Hello! my name is Julia and this is where I will share all my thoughts about what its like living in my world. A world that has its ups but also has a lot of downs.

 Where to begin. Does anyone really know where to begin when telling someone about themselves? I certainly don’t. I guess Ill start with the basics.

 I live in Canada.I have just turned 30 and am still living at home with my mother. Is this a surprise to anyone? Maybe what is surprising is that my boyfriend of 3 and a half years lives with us. No, not surprising? Didn’t think so. This is what happens nowadays when you are a millennial and live in a big city I guess.

​I also have my RECE (Early Childhood Education). Do I have a full time job? scroll back up to where I live and I think you can guess that NOPE! no full time job for me. Im a supply at a childcare centre I love and am too scared to leave.

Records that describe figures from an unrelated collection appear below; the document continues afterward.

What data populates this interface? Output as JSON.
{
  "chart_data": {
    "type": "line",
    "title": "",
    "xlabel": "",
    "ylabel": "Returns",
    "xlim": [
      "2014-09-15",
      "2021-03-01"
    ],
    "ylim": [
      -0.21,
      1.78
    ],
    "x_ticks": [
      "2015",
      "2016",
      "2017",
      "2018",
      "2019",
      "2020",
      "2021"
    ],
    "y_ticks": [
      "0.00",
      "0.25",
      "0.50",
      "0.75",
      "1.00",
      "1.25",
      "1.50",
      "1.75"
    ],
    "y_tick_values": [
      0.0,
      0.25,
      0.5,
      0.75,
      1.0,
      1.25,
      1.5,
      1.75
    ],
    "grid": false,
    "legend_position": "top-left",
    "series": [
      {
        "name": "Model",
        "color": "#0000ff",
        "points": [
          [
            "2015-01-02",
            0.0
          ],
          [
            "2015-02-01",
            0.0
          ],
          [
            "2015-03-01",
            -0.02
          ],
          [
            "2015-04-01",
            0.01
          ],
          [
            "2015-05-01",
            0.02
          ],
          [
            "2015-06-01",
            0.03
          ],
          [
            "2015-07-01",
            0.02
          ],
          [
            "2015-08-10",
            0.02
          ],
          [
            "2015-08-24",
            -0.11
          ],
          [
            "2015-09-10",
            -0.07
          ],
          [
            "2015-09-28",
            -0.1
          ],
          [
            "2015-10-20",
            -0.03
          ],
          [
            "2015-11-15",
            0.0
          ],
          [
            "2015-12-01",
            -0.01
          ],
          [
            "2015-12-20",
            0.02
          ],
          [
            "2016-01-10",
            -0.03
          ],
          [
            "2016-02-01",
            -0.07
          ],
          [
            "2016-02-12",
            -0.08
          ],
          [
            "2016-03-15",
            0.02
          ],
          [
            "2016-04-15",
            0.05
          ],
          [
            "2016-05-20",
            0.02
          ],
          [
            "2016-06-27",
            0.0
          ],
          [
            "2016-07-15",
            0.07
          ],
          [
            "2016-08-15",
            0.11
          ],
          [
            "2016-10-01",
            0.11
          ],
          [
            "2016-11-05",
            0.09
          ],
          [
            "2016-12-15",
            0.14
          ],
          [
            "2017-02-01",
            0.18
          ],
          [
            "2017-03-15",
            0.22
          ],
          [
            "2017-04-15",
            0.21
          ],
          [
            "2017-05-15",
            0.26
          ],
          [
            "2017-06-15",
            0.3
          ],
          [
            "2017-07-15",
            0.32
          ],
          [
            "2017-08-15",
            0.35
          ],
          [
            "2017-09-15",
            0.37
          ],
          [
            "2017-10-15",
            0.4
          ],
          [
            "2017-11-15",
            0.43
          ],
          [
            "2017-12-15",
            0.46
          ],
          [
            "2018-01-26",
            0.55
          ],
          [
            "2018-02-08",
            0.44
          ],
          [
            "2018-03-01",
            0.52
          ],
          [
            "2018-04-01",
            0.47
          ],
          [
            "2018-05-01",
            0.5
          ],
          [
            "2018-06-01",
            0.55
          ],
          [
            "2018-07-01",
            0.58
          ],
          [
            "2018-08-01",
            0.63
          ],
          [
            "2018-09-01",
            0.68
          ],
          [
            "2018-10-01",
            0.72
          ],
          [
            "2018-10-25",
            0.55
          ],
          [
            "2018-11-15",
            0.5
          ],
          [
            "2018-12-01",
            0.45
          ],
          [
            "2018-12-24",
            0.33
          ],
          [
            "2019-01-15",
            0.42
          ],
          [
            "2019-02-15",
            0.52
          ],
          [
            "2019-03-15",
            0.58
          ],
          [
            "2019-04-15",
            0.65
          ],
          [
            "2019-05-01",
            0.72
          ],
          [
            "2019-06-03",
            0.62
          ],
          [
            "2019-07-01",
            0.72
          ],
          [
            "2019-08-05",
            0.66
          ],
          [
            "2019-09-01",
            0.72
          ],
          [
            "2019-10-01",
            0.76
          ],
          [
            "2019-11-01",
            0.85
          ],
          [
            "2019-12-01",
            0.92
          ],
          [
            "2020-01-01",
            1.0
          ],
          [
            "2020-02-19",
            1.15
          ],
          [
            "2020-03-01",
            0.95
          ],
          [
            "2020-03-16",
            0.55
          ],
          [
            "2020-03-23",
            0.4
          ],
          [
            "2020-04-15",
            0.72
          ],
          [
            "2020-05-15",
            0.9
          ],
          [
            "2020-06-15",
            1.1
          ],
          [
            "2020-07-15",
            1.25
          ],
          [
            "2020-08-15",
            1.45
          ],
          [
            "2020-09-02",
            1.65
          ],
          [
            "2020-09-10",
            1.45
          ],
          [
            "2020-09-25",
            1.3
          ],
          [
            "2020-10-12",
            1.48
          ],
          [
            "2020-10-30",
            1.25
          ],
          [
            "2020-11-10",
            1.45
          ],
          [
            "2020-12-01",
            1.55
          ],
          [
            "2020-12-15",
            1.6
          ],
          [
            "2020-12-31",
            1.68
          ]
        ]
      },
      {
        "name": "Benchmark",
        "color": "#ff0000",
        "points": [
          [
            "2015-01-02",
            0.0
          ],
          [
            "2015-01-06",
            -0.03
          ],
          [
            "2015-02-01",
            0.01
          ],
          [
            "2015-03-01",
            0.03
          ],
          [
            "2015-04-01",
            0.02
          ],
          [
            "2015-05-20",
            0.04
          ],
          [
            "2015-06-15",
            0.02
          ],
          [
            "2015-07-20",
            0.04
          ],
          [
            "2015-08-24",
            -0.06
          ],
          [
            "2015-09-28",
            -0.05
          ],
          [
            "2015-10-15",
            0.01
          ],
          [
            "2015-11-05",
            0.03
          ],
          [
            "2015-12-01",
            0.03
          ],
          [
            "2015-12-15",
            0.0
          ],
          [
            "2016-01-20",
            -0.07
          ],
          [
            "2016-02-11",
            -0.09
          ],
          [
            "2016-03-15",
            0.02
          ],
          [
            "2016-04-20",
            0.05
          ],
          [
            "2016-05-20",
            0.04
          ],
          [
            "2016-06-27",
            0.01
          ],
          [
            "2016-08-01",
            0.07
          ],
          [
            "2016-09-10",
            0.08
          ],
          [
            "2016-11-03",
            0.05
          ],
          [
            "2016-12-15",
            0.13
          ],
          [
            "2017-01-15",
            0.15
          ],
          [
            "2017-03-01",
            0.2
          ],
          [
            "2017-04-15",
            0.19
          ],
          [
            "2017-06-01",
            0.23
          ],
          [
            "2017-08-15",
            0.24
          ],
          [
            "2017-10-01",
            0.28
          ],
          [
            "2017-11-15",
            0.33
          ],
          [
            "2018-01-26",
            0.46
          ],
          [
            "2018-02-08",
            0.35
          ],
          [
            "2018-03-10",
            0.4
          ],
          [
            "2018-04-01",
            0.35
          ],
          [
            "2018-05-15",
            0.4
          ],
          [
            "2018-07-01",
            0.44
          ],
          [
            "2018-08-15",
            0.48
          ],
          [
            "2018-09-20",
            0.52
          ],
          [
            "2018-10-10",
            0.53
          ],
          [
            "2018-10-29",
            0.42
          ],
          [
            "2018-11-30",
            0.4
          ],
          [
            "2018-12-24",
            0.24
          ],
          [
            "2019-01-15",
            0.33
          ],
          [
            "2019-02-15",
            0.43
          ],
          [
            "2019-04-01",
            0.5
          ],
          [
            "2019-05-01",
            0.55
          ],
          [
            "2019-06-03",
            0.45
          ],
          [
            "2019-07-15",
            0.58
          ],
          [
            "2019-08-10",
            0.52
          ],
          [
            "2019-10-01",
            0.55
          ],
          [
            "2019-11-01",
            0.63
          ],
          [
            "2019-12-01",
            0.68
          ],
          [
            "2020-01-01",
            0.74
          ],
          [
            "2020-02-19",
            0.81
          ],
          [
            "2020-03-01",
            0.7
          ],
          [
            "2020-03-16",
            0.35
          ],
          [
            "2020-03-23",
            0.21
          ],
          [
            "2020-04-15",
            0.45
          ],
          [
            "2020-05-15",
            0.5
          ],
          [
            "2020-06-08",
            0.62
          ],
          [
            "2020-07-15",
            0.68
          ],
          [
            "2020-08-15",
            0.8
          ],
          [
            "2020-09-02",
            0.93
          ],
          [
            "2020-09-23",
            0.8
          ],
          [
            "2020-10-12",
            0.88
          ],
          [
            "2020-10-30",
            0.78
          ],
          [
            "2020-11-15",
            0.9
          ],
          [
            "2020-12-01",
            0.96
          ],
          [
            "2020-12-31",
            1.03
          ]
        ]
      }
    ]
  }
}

​When I’m not working I love to read. I will pretty much read anything. If you tell me enough times that you think I should read a book I probably will.

​Also I have a wonderful Learning disability (Dyslexia, had to look the spelling up of that word.)  that probably will make editing this interesting (maybe I won’t edit it! Probably should if I want people to read this though)

​I have also struggled with my weight for all of my teen years, and most of my 20’s. I never thought of myself as obese though. when I was 26 I was able to loose about 45-50 lb, which is awesome. I have only gained 10ish back. Im struggling with loosing those 10 lb and then continue to loose more.  I also have PCOS ( Poly Cystic Ovarian syndrome) which for most women causes hair loss and weight gain. I thankfully don’t have to deal with that.

​I think that wraps it up about me. I really wanted to start this blog so I could talk about all 5 of these main areas of my life, plus added extras of course. Hopefully this blog helps me, and hopefully you come to terms that being who we are is ok.